Monday, November 13, 2006

Transactions, concurrency, performance

In distributed environment performance is an important criteria for software. To achieve performance, we need to make our software work fast and effective. I will try to describe a problem that you may encounter when developing such application, and of course, a solution which may be helpful.

Let's say you have an application in which you need to work with many user data, where frequent database access is foreseen. In this application you need fast access to existing data. As your application is distributed, data access is required from several locations. You may get in trouble for concurrent data access or reading dirty data. Modifications of the same data should be avoided.

An option is to use a database. Although, this will not provide you satisfaction when it comes to performance. Suppose you need to handle data operations. As soon as data is available, it will be processed by your application from the other locations. Concurrent access will be managed by database - transactions will slow you down even more. And it will not make your application performance better. In principal for performance issues using a database is not the best choice, instead using a cahe would be a better choice.

A distributed cache would suit your needs in this case (see JBoss Cache).

O/R operations in cache are performed at high speed. Using JBoss Cache, you can also have your data distributed on many locations. And you will have fast data access, as your data will be replicated and available on the locations you choose to configure. But to increase the performance of your application, you may choose to use or not transactions. Jboss Cache provides the following transaction configuration options (analogous to database isolation levels): NONE, READ_UNCOMMITTED, READ_COMMITTED, REPEATABLE_READ, or SERIALIZABLE (for detailed description of levels please see here). REPEATABLE_READ is the default isolation level used. You should know that Jboss Cache by default is using the pessimistic locking scheme to avoid concurrent data access.

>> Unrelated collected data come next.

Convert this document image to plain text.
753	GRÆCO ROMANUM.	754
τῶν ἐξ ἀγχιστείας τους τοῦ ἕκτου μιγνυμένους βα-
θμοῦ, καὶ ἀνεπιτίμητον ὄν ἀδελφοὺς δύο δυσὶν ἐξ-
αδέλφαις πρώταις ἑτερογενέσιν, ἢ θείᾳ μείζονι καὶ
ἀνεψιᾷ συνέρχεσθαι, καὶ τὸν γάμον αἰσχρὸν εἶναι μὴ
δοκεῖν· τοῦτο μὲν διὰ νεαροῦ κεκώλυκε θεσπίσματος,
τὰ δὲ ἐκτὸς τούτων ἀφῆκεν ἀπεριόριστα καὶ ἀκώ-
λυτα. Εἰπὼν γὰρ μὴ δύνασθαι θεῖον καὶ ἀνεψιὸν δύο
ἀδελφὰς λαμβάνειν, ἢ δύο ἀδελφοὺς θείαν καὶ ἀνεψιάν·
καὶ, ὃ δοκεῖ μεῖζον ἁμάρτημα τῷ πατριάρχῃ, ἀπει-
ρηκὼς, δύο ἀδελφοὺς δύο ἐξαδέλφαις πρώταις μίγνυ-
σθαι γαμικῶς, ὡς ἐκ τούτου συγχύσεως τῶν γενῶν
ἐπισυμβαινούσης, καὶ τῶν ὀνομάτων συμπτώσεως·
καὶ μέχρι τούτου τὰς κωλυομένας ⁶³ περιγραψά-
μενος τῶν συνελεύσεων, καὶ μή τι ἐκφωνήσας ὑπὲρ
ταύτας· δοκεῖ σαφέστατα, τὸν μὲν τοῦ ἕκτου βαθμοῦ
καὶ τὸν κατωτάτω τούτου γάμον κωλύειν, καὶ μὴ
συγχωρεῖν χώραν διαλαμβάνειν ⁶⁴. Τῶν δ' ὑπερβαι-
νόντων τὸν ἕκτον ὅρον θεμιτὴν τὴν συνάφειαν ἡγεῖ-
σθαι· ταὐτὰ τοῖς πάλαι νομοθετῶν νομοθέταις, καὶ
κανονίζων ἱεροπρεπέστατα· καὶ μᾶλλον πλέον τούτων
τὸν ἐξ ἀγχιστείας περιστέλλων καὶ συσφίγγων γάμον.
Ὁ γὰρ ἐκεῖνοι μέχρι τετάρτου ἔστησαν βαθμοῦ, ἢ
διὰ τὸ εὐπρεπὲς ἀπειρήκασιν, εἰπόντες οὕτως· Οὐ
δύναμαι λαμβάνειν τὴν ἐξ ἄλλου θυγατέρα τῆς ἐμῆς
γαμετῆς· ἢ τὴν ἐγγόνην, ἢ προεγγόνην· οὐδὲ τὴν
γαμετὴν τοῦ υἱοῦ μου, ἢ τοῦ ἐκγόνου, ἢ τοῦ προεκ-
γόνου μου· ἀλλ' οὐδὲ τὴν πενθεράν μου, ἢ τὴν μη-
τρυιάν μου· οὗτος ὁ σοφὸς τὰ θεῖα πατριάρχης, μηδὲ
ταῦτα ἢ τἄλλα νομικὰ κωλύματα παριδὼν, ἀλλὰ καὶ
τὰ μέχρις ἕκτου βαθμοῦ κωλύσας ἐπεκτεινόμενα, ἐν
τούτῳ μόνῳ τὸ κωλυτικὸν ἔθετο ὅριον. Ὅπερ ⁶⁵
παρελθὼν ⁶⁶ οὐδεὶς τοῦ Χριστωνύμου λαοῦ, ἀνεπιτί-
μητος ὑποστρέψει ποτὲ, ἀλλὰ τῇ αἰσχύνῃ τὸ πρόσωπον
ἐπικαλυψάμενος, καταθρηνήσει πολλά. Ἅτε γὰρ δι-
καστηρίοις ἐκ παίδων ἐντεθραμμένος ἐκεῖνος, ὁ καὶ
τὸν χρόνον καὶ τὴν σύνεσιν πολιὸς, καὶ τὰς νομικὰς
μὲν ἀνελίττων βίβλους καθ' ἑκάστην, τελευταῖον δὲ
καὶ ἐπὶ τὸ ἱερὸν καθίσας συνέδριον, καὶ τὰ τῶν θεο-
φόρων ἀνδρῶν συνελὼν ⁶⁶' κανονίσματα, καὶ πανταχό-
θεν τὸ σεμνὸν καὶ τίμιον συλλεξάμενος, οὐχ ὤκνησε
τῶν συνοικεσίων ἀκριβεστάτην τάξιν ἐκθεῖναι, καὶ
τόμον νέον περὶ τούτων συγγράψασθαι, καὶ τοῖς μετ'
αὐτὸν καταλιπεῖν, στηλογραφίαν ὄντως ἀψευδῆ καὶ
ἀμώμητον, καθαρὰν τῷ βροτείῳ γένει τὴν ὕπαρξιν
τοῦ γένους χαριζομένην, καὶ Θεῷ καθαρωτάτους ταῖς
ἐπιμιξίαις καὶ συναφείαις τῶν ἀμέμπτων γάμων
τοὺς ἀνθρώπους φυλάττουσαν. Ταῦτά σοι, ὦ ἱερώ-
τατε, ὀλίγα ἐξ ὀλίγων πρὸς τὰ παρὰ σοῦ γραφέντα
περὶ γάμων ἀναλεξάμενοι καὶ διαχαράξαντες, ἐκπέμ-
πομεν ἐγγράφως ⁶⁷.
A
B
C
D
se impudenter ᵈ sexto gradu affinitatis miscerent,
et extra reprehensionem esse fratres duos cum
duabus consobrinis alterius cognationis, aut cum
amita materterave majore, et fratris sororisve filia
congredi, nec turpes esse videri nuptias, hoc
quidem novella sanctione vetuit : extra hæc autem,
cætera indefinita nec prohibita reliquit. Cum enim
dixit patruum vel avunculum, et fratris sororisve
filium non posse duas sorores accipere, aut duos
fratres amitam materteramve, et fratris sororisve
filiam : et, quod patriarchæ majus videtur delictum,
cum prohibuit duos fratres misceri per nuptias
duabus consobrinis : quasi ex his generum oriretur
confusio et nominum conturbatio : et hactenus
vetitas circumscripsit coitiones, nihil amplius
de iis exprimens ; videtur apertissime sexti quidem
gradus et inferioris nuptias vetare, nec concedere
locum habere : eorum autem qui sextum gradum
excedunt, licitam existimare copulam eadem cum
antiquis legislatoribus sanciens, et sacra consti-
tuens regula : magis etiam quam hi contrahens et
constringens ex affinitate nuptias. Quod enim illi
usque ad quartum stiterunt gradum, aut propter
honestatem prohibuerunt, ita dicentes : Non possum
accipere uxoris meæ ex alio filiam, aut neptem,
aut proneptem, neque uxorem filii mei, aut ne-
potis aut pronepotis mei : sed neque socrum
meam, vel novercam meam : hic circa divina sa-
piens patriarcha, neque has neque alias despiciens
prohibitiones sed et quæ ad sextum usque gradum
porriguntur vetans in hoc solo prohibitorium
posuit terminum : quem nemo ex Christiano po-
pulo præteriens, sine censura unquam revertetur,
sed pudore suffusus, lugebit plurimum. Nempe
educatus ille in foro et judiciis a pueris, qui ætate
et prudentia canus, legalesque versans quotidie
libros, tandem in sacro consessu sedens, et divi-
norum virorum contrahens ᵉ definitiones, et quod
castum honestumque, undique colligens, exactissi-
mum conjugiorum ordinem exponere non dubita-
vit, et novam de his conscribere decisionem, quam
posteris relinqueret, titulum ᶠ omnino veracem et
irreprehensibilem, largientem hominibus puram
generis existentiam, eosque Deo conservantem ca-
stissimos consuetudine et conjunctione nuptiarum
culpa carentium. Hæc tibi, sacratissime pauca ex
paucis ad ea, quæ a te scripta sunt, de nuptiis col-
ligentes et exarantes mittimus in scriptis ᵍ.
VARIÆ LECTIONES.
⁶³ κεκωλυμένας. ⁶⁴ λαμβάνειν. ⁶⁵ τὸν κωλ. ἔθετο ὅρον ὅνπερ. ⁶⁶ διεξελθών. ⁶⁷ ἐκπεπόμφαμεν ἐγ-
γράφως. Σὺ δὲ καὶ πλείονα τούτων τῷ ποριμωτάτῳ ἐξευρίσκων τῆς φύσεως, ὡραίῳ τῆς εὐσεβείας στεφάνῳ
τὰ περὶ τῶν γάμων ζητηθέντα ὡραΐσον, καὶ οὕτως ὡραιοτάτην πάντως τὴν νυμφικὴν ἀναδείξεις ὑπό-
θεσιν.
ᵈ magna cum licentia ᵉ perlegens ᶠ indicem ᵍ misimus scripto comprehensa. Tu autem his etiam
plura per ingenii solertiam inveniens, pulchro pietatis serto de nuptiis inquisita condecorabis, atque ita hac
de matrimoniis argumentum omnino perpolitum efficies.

The idea behind using distributed cache and achieving performance is having such a cache structure, where writing reading may be performed without causing exceptions. More precisely, writing to the cache should be performed in the same cache node (read here more about the cache structure) by the application running on a location. This means, you need a cache structure based on the number of the locations your application is distributed on. Creation of the cache should be done on-the-fly: when the application is not available on a location, it should not have a cache entry. Now we have a write-safe cache. As for reading, we can choose from several strategies: you could use the default isolation level, which uses a read-write lock. This you don't need entirely, as you can write your cache safely. So for reading you could use the READ_COMMITTED or READ_UNCOMMITTED values, depending on how your application handles data integrity. But if you handle dirty data and you are for performance, you could pick the the transaction isolation level NONE - where no transaction support is provided. To improve concurrency and performance, you should care for the configurable locking mode OPTIMISTIC, which if is enabled, transaction isolation levels are ignored. With this configuration mode you still have transactions.

The correct configurations, though, are application and requirement specific.

Technorati tags: design, JBoss Cache, transactions, concurrency, performance.